Читаем Польское Наследство полностью

Когда-то, в незапамятные времена, рабов нужно было брать силой — окружать, ловить, драться, рисковать жизнью. И сейчас так бывает — нападет один правитель на другого, кто-то победит в драке, побежденных берут в плен. Кого-то выкупают богатые семьи, а люди попроще — сразу передаются с рук на руки караванщикам, уже в цепях. И еще долго такой способ получения рабов будет практиковаться в Африке южнее Сахары. Но на севере надобность в таких экстремальных методах на какое-то время отпала. Законы северных княжеств способствуют более простому, мирному, бюрократическому определению человека в рабство — за провинность. Украл ли, подрался ли свирепо, либо хулу возвел на кого-нибудь, на кого хулу возводить не положено даже по пьяни — ведут на суд к тиуну. Если есть у тебя, чем заплатить за вину свою — виру в пользу правителя и откуп в пользу пострадавших — хорошо, а нет, так выдадут тебя, связанного, пострадавшим. Не все пострадавшие могут позволить себе содержать холопа, большинство сразу связывается с караванщиками, а вира князю выплачивается из денег, от караванщиков полученных. И тянутся, тянутся обозы — в Прагу, в Киев, в Веденец, в Консталь. Время от времени какой-нибудь князь под нажимом церковников издает указ, запрещающий работорговлю, и работорговля уходит в тень — недалеко от давешнего своего центра, в какой-нибудь растущий по соседству залихватский лес, но чтобы рядом либо хувудваг, либо река. Среди церковников часто попадаются совестливые, хотя и небрезгливых хватает — кормятся некоторые от работорговли. А следующий князь либо отменяет приказ, либо смотрит на вялое его исполнение сквозь пальцы, поскольку в хоромах крышу надо чинить, да гостей приглашать, да хвесты им управляться давать, да с соседями драться за честь родной земли, патриотизм поддерживать, а средства откуда? У смердов брать — так они скоро сами себя в рабство продадут, так их уже ободрали. На купцах отыгрываться — так ведь купцы народ мобильный, будешь у них урывать, зарвешься — снимутся с места и больше не вернутся, мало ли торговых городов на свете! С ремесленников тоже не очень наживешься, они норовят все больше продукцией расплатиться, а горшки, плошки да скаммели — не дукаты все-таки, на них ожерелье супруге не купишь, и войску платить горшками — остроумно, конечно, но у войска с юмором плохо, шуток не понимают, да и шутить с вооруженными людьми опасно. И процветает работорговля несмотря ни на какие запреты и щепетильность духовенства.

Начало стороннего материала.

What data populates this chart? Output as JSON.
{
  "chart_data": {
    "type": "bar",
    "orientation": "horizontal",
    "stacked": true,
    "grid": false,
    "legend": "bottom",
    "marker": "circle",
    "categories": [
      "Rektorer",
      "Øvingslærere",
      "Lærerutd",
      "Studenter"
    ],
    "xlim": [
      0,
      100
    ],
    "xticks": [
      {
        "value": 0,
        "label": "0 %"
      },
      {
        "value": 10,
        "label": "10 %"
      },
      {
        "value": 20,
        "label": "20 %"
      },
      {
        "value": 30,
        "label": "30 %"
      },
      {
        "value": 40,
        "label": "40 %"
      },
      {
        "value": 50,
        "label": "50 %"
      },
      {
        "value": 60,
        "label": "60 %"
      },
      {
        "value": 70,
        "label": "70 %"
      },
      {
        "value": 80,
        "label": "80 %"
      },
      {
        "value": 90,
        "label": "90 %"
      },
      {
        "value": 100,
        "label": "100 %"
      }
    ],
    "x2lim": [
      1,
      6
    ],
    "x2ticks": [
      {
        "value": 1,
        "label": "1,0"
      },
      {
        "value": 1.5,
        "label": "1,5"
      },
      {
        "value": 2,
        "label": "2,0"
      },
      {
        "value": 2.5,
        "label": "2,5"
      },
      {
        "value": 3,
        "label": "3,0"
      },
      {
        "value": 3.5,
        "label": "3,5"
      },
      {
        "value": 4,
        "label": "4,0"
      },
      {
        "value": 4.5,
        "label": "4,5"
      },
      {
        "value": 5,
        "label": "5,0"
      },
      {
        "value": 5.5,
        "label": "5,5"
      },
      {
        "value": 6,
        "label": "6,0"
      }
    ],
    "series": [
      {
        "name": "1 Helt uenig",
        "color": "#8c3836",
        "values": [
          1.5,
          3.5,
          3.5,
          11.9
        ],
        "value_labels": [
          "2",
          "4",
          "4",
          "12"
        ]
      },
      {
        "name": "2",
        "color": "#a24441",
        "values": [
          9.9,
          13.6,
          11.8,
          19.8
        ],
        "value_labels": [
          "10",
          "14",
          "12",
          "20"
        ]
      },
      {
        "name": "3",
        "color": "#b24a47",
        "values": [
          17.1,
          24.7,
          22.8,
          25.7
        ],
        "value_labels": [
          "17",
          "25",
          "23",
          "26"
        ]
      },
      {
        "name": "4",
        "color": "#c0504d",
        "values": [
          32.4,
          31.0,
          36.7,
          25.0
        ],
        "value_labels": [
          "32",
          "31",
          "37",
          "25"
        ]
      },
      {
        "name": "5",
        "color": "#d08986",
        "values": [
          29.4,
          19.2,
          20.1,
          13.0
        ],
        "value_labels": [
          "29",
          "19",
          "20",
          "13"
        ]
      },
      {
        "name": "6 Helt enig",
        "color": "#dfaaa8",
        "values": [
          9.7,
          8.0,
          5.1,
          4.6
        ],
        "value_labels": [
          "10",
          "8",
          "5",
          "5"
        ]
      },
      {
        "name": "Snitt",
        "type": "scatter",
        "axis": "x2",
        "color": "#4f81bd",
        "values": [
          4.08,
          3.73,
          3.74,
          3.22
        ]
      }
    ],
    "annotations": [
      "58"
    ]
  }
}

Вот сидит в одной из повозок цепью к борту прикованная женщина. Чего ей в жизни не хватало? Муж, гончар, кормил да одевал. Дети не слушались, но все равно с детьми приятно было. Но молода она да горяча, двадцать два года ей. Захотелось ей перстень «как у Грачихи». Так ведь Грачиха-то замужем не за кем-нибудь, а за Кумякой-купцом, который из Консталя не вылезает, мехами торгует. Откуда у жены гончара такие средства? Нету средств. А перстень хочется. А что поп болтает, мол, воровать нехорошо — так кто ж попов слушает. Сунулась женщина в лавку, заговорила лавочнику зубы, он отвернулся, она хвать перстень! А он ее за руку — хвать! Прибегает стража. И сколько не кричала женщина возмущенно, что только посмотреть взяла, примерить, не поверили ей, к ответу привели, перед тиуном поставили. Мужа вызвали. Муж руки и шею сполоснул, рубаху почище напялил, явился. Видоков у тиуна целая дюжина набралась, все на жену показывают — она, она, взяла, хорла, украла! Видели и знаем, она такая, обязательно схвитит что-нибудь, ежели гвоздями не прибито! Хотя откуда им знать, какая она — они до этого с нею знакомы не были. Но тиун кивает важно и говорит гончару — можешь выкупить дуру свою из греха? (Тиуны часто путались в терминологии, да и то сказать — должность востребованная, столько образованных в целом свете нет, чтобы каждый тиунов пост образованным человеком заполнить). Гончар говорит — денег нет в данный момент, но, может, в рассрочку? Ежели в рассрочку, так я, наверное, потянул бы. А тиун ему в ответ — мы здесь не на торге, какая рассрочка, ты что, совсем спятил, глаза от гончарного круга в разные стороны разбежались? Нет, плати полностью. Гончар говорит — нету у меня! (А жене — «Ну, хорла, чтоб тебя дышлом где-нибудь прибило, гадина, воровка!» Жена плачет, осознает провинность, но слезами провинности не смоешь). А коли нету, говорит тиун, так вот, стало быть, поступает она в холопки истцу.